Book Women   Middlehood   Halfway up the Mountain

Download or read book Women Middlehood Halfway up the Mountain written by Jane Treat and published by BalboaPress. This book was released on 2013-07-12 with total page 294 pages. Available in PDF, EPUB and Kindle. Book excerpt: Middlehood womenfrom forty to sixty-fiveare in a rich and challenging time of life, full of contradictory feelings brought on by our growing strengths and the waning of familiar ways of life. It often feels like a mountain climb, full of glorious vistas, sudden storms, and winding trails. Women and Middlehood: Halfway Up the Mountain is an exploration and celebration of how women journey through this unique time of our lives. It draws upon one of the most powerful methods that women often use for negotiating change in our lives: we talk to other women. Each of us has a wealth of experience, and when that is joined with the experiences of other women, we create a veritable well of wisdom for ourselves and others. In that spirit, many women contributed stories, experiences and insights to this book.

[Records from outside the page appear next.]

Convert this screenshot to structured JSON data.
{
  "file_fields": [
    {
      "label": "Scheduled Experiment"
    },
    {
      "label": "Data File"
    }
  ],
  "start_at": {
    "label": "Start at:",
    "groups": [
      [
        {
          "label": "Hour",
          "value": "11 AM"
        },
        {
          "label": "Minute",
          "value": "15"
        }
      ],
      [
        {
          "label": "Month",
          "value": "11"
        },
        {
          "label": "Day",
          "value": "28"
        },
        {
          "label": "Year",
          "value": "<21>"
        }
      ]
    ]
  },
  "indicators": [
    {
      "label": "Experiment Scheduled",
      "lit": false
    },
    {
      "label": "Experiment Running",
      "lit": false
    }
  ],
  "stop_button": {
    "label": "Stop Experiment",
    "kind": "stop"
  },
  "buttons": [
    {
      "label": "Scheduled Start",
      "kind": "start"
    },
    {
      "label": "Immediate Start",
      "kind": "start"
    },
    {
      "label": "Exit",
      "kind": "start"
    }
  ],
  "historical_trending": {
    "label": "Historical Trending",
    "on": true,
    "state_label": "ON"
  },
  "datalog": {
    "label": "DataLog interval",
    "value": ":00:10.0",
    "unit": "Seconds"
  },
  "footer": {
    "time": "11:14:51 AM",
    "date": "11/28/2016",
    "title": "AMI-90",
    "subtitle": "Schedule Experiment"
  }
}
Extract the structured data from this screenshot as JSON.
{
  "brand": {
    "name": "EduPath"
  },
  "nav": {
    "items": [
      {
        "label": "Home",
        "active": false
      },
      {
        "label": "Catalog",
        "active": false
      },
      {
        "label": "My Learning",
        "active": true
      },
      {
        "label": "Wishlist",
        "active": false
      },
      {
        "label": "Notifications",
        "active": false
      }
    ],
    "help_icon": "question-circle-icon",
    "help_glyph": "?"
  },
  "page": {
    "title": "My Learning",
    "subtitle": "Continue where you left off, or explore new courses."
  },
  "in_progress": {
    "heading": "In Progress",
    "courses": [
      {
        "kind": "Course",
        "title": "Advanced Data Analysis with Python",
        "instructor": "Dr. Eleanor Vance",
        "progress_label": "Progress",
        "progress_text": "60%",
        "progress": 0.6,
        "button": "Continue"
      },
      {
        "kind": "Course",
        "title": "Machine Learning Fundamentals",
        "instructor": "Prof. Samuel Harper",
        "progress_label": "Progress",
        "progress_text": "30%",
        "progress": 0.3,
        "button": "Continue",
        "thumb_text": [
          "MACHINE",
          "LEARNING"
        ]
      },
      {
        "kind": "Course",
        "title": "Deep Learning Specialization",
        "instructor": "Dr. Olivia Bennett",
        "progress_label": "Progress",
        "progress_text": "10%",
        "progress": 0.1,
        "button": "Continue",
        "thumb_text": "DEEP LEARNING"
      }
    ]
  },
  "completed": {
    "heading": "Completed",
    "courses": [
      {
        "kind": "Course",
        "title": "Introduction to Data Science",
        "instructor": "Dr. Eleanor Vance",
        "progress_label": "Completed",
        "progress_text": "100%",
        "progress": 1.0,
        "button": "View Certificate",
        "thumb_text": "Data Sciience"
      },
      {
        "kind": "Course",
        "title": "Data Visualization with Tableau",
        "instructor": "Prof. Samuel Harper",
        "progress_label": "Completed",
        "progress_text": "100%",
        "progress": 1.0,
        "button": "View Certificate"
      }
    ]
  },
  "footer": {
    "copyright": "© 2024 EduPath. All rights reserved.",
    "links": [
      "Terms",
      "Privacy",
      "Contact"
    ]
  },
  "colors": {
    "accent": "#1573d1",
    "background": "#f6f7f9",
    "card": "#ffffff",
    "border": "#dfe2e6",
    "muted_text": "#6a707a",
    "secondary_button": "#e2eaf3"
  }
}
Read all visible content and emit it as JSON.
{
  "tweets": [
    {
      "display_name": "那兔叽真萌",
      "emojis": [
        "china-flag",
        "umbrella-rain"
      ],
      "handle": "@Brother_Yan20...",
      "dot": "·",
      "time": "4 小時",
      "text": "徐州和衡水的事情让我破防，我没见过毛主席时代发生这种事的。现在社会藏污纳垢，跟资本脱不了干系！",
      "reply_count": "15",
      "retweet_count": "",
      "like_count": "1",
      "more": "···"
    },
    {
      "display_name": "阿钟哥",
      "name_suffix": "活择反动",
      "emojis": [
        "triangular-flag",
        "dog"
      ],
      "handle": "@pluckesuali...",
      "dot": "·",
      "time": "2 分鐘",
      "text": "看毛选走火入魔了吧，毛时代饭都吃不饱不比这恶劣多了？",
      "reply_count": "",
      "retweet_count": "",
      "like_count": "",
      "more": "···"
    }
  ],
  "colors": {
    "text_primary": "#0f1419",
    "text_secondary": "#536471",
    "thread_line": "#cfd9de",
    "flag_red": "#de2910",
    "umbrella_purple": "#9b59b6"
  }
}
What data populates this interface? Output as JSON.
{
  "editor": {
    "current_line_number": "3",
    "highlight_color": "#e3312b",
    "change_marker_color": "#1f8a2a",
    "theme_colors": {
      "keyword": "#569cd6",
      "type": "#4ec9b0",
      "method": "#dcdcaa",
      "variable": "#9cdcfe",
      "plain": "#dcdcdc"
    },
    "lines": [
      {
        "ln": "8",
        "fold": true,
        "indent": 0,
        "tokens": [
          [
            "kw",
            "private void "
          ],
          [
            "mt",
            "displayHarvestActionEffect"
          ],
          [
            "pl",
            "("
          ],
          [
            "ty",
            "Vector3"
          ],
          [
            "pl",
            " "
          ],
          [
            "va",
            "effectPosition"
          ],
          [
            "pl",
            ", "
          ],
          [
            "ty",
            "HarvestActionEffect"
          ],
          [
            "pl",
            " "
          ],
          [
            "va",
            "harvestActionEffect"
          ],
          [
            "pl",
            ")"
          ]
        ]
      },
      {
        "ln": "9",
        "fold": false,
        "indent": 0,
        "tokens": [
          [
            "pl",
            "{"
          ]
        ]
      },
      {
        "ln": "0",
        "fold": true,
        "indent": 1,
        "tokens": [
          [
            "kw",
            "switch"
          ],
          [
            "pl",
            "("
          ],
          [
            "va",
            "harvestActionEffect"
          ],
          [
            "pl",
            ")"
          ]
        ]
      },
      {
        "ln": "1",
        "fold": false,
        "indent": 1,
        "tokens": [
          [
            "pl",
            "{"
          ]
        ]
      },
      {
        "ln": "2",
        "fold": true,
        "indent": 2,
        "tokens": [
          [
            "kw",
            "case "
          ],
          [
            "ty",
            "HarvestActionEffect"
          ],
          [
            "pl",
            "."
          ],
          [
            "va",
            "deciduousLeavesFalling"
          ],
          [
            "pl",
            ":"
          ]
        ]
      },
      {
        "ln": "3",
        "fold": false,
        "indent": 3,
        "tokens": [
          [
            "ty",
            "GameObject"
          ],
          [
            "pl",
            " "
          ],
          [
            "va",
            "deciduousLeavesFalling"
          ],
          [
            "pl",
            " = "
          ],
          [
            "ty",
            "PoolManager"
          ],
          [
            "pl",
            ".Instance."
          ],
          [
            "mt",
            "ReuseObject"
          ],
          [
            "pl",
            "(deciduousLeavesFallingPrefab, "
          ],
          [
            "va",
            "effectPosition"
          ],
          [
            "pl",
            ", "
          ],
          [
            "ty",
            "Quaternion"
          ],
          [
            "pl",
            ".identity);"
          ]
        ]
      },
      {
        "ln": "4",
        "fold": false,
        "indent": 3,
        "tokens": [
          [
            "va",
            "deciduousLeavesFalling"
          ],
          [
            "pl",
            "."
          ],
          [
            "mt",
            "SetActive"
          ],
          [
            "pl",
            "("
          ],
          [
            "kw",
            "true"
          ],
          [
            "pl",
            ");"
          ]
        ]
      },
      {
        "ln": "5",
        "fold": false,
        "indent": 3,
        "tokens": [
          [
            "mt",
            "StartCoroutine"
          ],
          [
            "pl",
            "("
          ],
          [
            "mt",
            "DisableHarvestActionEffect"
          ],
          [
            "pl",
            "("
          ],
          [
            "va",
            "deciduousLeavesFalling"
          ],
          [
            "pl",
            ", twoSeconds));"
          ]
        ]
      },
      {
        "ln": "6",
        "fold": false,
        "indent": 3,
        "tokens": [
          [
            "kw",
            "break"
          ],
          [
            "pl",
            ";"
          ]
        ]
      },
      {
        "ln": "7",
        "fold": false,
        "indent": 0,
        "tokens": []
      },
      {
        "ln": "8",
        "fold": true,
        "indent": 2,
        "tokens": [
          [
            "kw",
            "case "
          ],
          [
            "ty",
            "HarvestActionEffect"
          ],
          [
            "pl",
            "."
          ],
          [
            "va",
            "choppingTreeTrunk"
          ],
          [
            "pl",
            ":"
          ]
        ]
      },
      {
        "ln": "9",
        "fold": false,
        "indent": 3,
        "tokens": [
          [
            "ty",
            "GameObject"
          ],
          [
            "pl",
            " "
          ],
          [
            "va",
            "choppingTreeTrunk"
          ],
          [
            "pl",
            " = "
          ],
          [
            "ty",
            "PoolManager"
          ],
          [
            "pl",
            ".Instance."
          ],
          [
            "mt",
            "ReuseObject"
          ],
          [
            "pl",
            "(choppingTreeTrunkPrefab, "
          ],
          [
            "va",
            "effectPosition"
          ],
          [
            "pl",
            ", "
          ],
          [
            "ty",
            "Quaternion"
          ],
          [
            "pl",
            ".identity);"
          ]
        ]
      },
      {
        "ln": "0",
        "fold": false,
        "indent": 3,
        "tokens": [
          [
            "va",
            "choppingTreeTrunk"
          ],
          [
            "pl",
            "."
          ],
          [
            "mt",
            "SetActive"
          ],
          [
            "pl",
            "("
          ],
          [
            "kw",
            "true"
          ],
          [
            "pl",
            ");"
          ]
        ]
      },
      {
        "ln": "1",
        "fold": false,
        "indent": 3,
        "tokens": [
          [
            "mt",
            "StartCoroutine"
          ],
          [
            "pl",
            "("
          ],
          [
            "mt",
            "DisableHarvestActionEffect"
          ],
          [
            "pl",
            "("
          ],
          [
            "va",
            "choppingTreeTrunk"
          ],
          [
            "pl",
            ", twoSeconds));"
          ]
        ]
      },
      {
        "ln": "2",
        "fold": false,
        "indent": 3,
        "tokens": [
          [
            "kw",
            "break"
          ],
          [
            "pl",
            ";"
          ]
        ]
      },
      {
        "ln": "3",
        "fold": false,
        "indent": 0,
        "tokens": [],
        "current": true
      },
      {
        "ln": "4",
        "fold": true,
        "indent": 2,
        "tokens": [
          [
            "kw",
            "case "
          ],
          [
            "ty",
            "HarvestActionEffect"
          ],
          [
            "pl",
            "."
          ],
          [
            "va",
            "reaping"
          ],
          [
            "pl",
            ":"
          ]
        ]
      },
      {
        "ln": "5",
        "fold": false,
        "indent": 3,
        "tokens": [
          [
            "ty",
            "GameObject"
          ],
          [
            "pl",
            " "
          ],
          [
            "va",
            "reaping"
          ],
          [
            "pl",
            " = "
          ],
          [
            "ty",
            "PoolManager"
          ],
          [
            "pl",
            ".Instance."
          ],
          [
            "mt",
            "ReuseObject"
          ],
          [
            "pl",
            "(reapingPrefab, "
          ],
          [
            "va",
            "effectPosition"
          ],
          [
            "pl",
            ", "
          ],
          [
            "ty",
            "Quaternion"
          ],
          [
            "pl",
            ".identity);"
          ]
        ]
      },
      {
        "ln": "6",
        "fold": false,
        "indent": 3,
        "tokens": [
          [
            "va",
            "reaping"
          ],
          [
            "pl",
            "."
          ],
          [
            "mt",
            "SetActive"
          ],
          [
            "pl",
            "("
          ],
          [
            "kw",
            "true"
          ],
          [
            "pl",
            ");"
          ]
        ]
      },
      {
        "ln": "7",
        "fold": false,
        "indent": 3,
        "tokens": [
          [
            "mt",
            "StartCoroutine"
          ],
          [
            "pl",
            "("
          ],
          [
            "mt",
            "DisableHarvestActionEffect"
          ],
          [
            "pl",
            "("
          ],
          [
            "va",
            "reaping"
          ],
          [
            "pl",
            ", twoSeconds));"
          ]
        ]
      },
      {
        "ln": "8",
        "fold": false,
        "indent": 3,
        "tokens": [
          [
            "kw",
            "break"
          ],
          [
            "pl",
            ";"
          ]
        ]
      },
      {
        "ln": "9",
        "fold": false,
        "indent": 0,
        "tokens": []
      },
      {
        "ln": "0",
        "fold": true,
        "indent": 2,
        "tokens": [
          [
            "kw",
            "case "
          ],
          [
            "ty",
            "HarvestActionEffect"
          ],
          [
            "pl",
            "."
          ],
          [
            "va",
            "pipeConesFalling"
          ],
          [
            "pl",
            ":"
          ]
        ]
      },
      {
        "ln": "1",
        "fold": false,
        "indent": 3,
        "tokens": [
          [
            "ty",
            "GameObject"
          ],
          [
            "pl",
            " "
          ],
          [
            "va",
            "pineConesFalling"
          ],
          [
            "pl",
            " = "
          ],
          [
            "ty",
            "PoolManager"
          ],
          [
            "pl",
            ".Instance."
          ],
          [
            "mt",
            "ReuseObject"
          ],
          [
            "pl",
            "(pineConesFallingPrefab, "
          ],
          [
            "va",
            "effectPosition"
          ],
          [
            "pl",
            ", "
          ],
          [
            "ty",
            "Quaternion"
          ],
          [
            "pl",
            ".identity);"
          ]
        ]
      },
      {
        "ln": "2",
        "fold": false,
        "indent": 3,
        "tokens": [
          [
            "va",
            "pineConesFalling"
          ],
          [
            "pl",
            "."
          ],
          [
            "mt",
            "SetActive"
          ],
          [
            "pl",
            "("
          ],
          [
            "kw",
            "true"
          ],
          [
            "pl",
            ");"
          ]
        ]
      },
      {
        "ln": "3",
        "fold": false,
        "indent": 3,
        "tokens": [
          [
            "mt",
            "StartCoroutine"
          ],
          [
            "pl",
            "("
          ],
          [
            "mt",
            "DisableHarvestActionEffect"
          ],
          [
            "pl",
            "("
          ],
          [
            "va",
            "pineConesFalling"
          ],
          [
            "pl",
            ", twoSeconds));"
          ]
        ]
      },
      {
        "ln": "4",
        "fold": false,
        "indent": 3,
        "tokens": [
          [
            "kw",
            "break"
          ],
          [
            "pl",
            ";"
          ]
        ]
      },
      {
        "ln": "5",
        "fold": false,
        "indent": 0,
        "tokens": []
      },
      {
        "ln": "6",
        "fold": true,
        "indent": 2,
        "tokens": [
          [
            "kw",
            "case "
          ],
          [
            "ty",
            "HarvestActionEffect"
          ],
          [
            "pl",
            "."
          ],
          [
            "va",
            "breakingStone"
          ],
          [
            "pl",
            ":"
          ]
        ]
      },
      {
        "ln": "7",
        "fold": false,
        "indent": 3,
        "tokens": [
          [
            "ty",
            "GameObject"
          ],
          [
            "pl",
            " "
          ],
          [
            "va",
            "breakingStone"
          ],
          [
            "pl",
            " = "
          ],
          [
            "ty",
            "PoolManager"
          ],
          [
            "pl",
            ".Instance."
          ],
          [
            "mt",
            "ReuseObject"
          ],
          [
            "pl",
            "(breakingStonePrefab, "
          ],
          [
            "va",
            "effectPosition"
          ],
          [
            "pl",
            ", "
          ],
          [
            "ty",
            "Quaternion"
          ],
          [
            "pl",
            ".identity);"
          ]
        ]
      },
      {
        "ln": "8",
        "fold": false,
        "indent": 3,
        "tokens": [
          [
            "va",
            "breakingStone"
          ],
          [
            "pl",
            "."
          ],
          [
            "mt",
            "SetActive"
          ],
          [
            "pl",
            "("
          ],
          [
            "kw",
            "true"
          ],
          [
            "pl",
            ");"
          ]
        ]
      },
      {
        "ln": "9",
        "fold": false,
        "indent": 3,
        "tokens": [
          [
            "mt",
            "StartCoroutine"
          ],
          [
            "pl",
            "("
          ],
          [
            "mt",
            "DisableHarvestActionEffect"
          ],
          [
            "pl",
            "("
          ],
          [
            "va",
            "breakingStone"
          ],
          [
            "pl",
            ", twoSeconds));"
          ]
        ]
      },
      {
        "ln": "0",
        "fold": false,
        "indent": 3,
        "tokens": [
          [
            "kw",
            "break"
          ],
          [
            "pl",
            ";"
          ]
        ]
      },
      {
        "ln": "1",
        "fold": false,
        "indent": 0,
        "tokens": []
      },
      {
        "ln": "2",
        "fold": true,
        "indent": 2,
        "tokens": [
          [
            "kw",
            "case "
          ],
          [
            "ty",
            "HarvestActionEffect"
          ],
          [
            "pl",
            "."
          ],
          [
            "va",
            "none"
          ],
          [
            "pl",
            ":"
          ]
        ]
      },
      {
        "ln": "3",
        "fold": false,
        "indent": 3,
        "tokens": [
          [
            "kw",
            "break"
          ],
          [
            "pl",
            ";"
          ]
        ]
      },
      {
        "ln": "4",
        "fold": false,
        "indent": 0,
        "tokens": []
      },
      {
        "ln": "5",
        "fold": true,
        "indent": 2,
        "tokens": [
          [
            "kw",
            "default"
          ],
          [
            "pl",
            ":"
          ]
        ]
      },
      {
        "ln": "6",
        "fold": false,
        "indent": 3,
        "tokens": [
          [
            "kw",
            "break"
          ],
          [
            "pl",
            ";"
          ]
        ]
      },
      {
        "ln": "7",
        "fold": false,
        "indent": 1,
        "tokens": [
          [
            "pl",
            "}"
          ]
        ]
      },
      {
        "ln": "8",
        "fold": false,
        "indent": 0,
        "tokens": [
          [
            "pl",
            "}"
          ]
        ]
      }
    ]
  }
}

Book The Aesthetics of Resistance  Volume I

Download or read book The Aesthetics of Resistance Volume I written by Peter Weiss and published by Duke University Press. This book was released on 2005-06-22 with total page 377 pages. Available in PDF, EPUB and Kindle. Book excerpt: A major literary event, the publication of this masterly translation makes one of the towering works of twentieth-century German literature available to English-speaking readers for the first time. The three-volume novel The Aesthetics of Resistance is the crowning achievement of Peter Weiss, the internationally renowned dramatist best known for his play Marat/Sade. The first volume, presented here, was initially published in Germany in 1975; the third and final volume appeared in 1981, just six months before Weiss’s death. Spanning the period from the late 1930s to World War II, this historical novel dramatizes antifascist resistance and the rise and fall of proletarian political parties in Europe. Living in Berlin in 1937, the unnamed narrator and his peers—sixteen- and seventeen-year-old working-class students—seek ways to express their hatred for the Nazi regime. They meet in museums and galleries, and in their discussions they explore the affinity between political resistance and art, the connection at the heart of Weiss’s novel. Weiss suggests that meaning lies in embracing resistance, no matter how intense the oppression, and that we must look to art for new models of political action and social understanding. The novel includes extended meditations on paintings, sculpture, and literature. Moving from the Berlin underground to the front lines of the Spanish Civil War and on to other parts of Europe, the story teems with characters, almost all of whom are based on historical figures. The Aesthetics of Resistance is one of the truly great works of postwar German literature and an essential resource for understanding twentieth-century German history.